I spent an hour talking last night with Andrew Clark, the young, smart and energetic CEO of Bridgepoint Education, one of the more successful new private equity financed for-profit companies. All told, Bridgepoint serves 18,000 or so students, up exponentially in recent years. But most intriguing, they run a 500 student traditional liberal arts college (Ashford University) in Northeastern Iowa, charge $8,000 tuition and, they tell me, are breaking even or making a profit. Three cheers for them. This is sort of an empirical verification of what our friend Vance Fried of Oklahoma State University is telling us --you can offer a good quality education for a very affordable price (we are going to be publishing a study by Vance outlining his ideas in detail very shortly).

As entrepreneurs like Andrew Clark, Randy Best, and the established entrepreneurs at places like the University of Phoenix continue to gain market share, they will force the traditional highly subsidized legacy schools to consider changing their ways. To be sure, some of those traditional schools compete in another segment of the market --the high-end market led by the Harvards, Yales, Princetons and Wilherst's (Wllliams + Amherst = Wilherst) of the world. Maybe soon one of the for-profits will open a yuppie university, part country club, part first class liberal arts institution, to compete with the legacy schools. We will have the Ashfords of the world being the Targets or Best Buy of higher education --offering good service at low prices, but we may have other for-profit privates being the academic equivalent of Neiman Marcus, Nordstrom or Bergdorf Goodman.

DESPAIR

Yesterday, a prominent individual speaking of higher education said the following in a speech:

"Financing has become chaotic, compromised and unsustainable, based on ever higher fees burden and a dangerous over-reliance on cross subsidization.... A bewildering array of student financing arrangements has been put in place; each change adds another layer on top of past mistakes..."

Who said this?
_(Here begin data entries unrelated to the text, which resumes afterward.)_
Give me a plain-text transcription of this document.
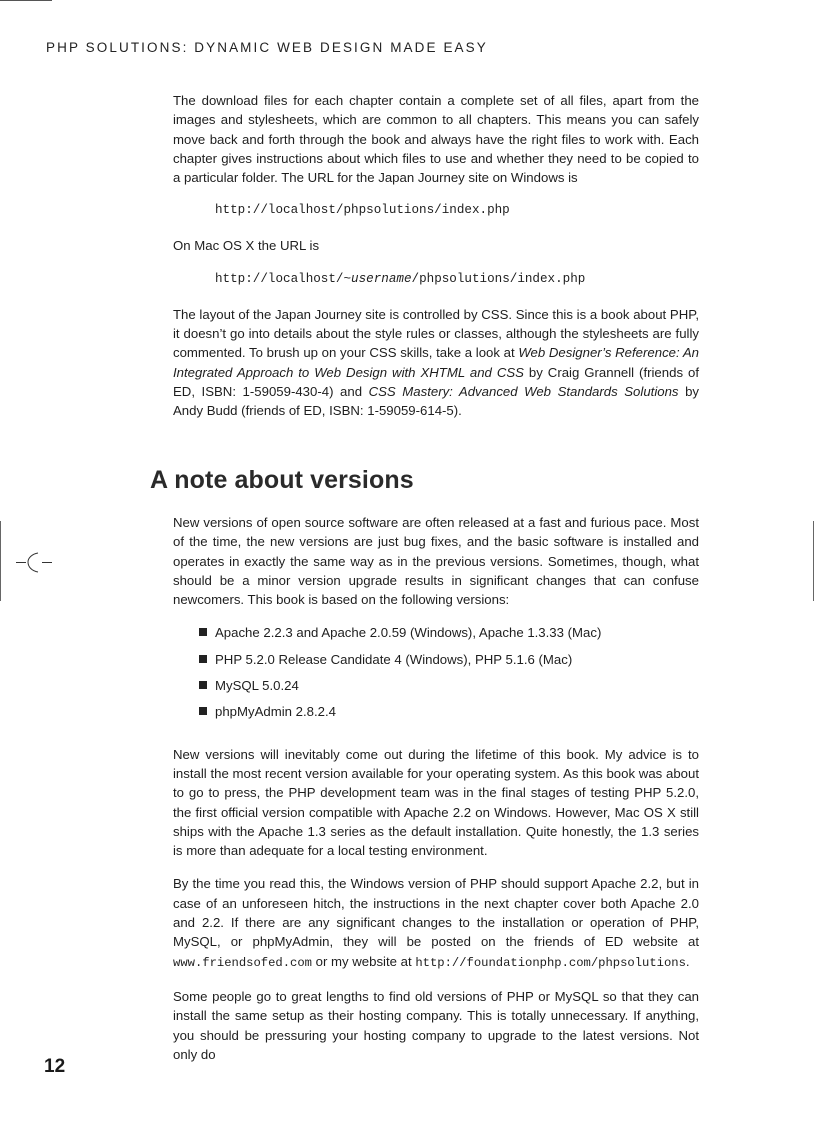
PHP SOLUTIONS: DYNAMIC WEB DESIGN MADE EASY

The download files for each chapter contain a complete set of all files, apart from the images and stylesheets, which are common to all chapters. This means you can safely move back and forth through the book and always have the right files to work with. Each chapter gives instructions about which files to use and whether they need to be copied to a particular folder. The URL for the Japan Journey site on Windows is

http://localhost/phpsolutions/index.php

On Mac OS X the URL is

http://localhost/~username/phpsolutions/index.php

The layout of the Japan Journey site is controlled by CSS. Since this is a book about PHP, it doesn’t go into details about the style rules or classes, although the stylesheets are fully commented. To brush up on your CSS skills, take a look at Web Designer’s Reference: An Integrated Approach to Web Design with XHTML and CSS by Craig Grannell (friends of ED, ISBN: 1-59059-430-4) and CSS Mastery: Advanced Web Standards Solutions by Andy Budd (friends of ED, ISBN: 1-59059-614-5).

A note about versions

New versions of open source software are often released at a fast and furious pace. Most of the time, the new versions are just bug fixes, and the basic software is installed and operates in exactly the same way as in the previous versions. Sometimes, though, what should be a minor version upgrade results in significant changes that can confuse newcomers. This book is based on the following versions:

Apache 2.2.3 and Apache 2.0.59 (Windows), Apache 1.3.33 (Mac)
PHP 5.2.0 Release Candidate 4 (Windows), PHP 5.1.6 (Mac)
MySQL 5.0.24
phpMyAdmin 2.8.2.4

New versions will inevitably come out during the lifetime of this book. My advice is to install the most recent version available for your operating system. As this book was about to go to press, the PHP development team was in the final stages of testing PHP 5.2.0, the first official version compatible with Apache 2.2 on Windows. However, Mac OS X still ships with the Apache 1.3 series as the default installation. Quite honestly, the 1.3 series is more than adequate for a local testing environment.

By the time you read this, the Windows version of PHP should support Apache 2.2, but in case of an unforeseen hitch, the instructions in the next chapter cover both Apache 2.0 and 2.2. If there are any significant changes to the installation or operation of PHP, MySQL, or phpMyAdmin, they will be posted on the friends of ED website at www.friendsofed.com or my website at http://foundationphp.com/phpsolutions.

Some people go to great lengths to find old versions of PHP or MySQL so that they can install the same setup as their hosting company. This is totally unnecessary. If anything, you should be pressuring your hosting company to upgrade to the latest versions. Not only do

12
Charles Miller (Spellings Commission chair)? Margaret Spellings (U.S. Secretary of Education)? Myself? No --but anyone of us could have done it. Rather, it was Julia Gillan, Minister of Education for Australia. I hope other countries are not blindly emulating the American model --with all its flaws.

2 comments:

RWW said...

Excellent.

sgreerpitt said...

Many decades ago I attended a "brand name" liberal arts college, after getting my degree and going out into the work world I decided I needed some more knowledge (specifically in economics and statistics) and took courses at my local (California) community college. As a result of those experiences I concluded that when one attends a brand name institution one does not pay for quality of instruction or course content, but for the chance to hang out with other hand picked students who are all attracted by the brand name. It's not what you learn at brand name college's its who you meet. Good luck to the for profits in ever being able to dislodge the Harvard brand.